The trend of increased reports of hate crimes since the election of Donald Trump has not missed Wisconsin. In 2017, religiously motivated hate crimes more than doubled in Wisconsin ; hate crimes motivated by religious bigotry made up 37 percent of all hate crimes and hate crimes against a racial group made up 33 percent. In addition, a 21 percent increase of anti-Semitic incidents were recorded by the Jewish Community Relations Council of the Milwaukee Jewish Federation in 2017.  According to the Southern Poverty Law Center, Wisconsin currently has over a dozen hate groups operating statewide, with over half identifying as neo-Nazi or white nationalist groups .
An alarming example of white supremacist activity in Wisconsin happened at Baraboo High School in December of 2018. An image posted from an anonymous Twitter account showed nearly three dozen Baraboo High School students and alumni doing a Nazi salute in a pre-prom photo. Additionally, a student in the front of the picture was making an OK sign with his forefinger and thumb, which is a relatively new hand gesture used by some white nationalists. Although students in the photo stated that the Nazi salute was not intentional, one student at the photo shoot (who did not participate) came forward stating otherwise. The students in the photo were not punished, and the school district explained the lack of discipline by citing the students’ First Amendment right to “freedom of speech.”  The image quickly went viral on social media, prompting news outlets, activists, politicians, and even celebrities to weigh in on racism in America, and more specifically, Wisconsin.

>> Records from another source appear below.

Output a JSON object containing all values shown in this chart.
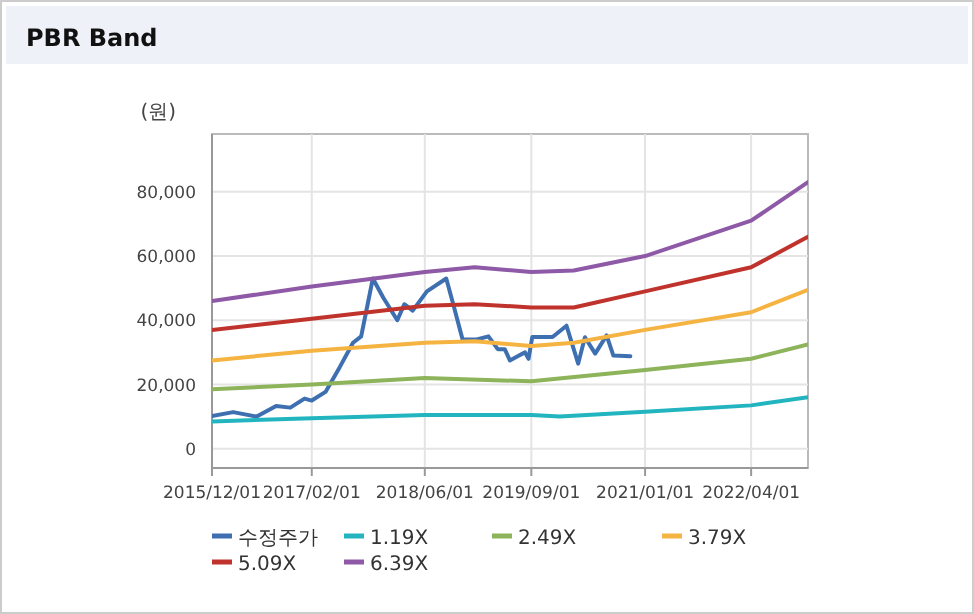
{
  "chart_data": {
    "type": "line",
    "title": "PBR Band",
    "ylabel": "(원)",
    "xlim": [
      "2015-12-01",
      "2022-12-01"
    ],
    "xticks": [
      {
        "value": "2015-12-01",
        "label": "2015/12/01"
      },
      {
        "value": "2017-02-01",
        "label": "2017/02/01"
      },
      {
        "value": "2018-06-01",
        "label": "2018/06/01"
      },
      {
        "value": "2019-09-01",
        "label": "2019/09/01"
      },
      {
        "value": "2021-01-01",
        "label": "2021/01/01"
      },
      {
        "value": "2022-04-01",
        "label": "2022/04/01"
      }
    ],
    "ylim": [
      -6000,
      98000
    ],
    "yticks": [
      {
        "value": 0,
        "label": "0"
      },
      {
        "value": 20000,
        "label": "20,000"
      },
      {
        "value": 40000,
        "label": "40,000"
      },
      {
        "value": 60000,
        "label": "60,000"
      },
      {
        "value": 80000,
        "label": "80,000"
      }
    ],
    "grid": true,
    "legend": "bottom",
    "marker": "none",
    "line_style": "solid",
    "series": [
      {
        "name": "수정주가",
        "color": "#3e6fb0",
        "x": [
          "2015-12-01",
          "2016-03-01",
          "2016-06-10",
          "2016-09-01",
          "2016-11-01",
          "2017-01-01",
          "2017-02-01",
          "2017-04-01",
          "2017-06-01",
          "2017-07-28",
          "2017-09-01",
          "2017-10-21",
          "2017-12-05",
          "2018-02-03",
          "2018-03-05",
          "2018-04-10",
          "2018-06-10",
          "2018-09-01",
          "2018-10-01",
          "2018-11-10",
          "2019-01-10",
          "2019-03-01",
          "2019-04-10",
          "2019-05-10",
          "2019-06-01",
          "2019-07-10",
          "2019-08-05",
          "2019-08-20",
          "2019-09-05",
          "2019-12-01",
          "2020-01-30",
          "2020-03-20",
          "2020-04-18",
          "2020-06-01",
          "2020-07-20",
          "2020-08-18",
          "2020-10-30"
        ],
        "values": [
          10200,
          11400,
          10000,
          13300,
          12800,
          15600,
          15000,
          17700,
          25400,
          33000,
          35000,
          53000,
          47000,
          40000,
          45000,
          43000,
          49000,
          53000,
          45000,
          34000,
          34000,
          35000,
          31000,
          31000,
          27500,
          29000,
          30000,
          28000,
          34800,
          34800,
          38300,
          26500,
          34700,
          29600,
          35300,
          29000,
          28800
        ]
      },
      {
        "name": "1.19X",
        "color": "#22b5c0",
        "x": [
          "2015-12-01",
          "2017-02-01",
          "2018-06-01",
          "2019-09-01",
          "2020-01-01",
          "2021-01-01",
          "2022-04-01",
          "2022-12-01"
        ],
        "values": [
          8500,
          9500,
          10500,
          10500,
          10000,
          11500,
          13500,
          16000
        ]
      },
      {
        "name": "2.49X",
        "color": "#8db35b",
        "x": [
          "2015-12-01",
          "2017-02-01",
          "2018-06-01",
          "2019-09-01",
          "2021-01-01",
          "2022-04-01",
          "2022-12-01"
        ],
        "values": [
          18500,
          20000,
          22000,
          21000,
          24500,
          28000,
          32500
        ]
      },
      {
        "name": "3.79X",
        "color": "#f5b342",
        "x": [
          "2015-12-01",
          "2017-02-01",
          "2018-06-01",
          "2019-01-01",
          "2019-09-01",
          "2020-03-01",
          "2021-01-01",
          "2022-04-01",
          "2022-12-01"
        ],
        "values": [
          27500,
          30500,
          33000,
          33500,
          32000,
          33000,
          37000,
          42500,
          49500
        ]
      },
      {
        "name": "5.09X",
        "color": "#c0332c",
        "x": [
          "2015-12-01",
          "2017-02-01",
          "2018-06-01",
          "2019-01-01",
          "2019-09-01",
          "2020-03-01",
          "2021-01-01",
          "2022-04-01",
          "2022-12-01"
        ],
        "values": [
          37000,
          40500,
          44500,
          45000,
          44000,
          44000,
          49000,
          56500,
          66000
        ]
      },
      {
        "name": "6.39X",
        "color": "#8e59a6",
        "x": [
          "2015-12-01",
          "2017-02-01",
          "2018-06-01",
          "2019-01-01",
          "2019-09-01",
          "2020-03-01",
          "2021-01-01",
          "2022-04-01",
          "2022-12-01"
        ],
        "values": [
          46000,
          50500,
          55000,
          56500,
          55000,
          55500,
          60000,
          71000,
          83000
        ]
      }
    ]
  }
}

The recent acid attack in Milwaukee is another example of the rise in racism, white supremacy and hate crimes in Wisconsin. Mahud Villalaz was allegedly attacked by a white man after being told that he “came to invade” and to “go back to [his] country.”  Community leaders in Milwaukee were quick to denounce the attack. However, Darryl Morin, president of the advocacy group Forward Latino, says that this attack falls in line with patterns seen nationwide. Milwaukee Mayor Tom Bartlett pointed to President Trump’s anti-immigrant rhetoric as a contributing factor in the rise in hatred and hate crimes, though he noted that he was not drawing a direct causal link between the acid attack and the president’s rhetoric.  Charges have yet to be filed against the man arrested in connection with the attack.
The persistence and escalation of white nationalist attacks, visibility, and bigotry in the United States shows that we must firmly reject hate, bigotry, and xenophobia in our communities. It is up to us to stand against all forms of racism with purpose and intent. It’s clear that even the most progressive communities aren’t strangers to bigotry and white supremacy, and Milwaukee is no exception. With the increase in hate crimes across the country it is up to us to be anti-racist, vigilant, and intentional about how we resist racism, bigotry, and domestic terrorism.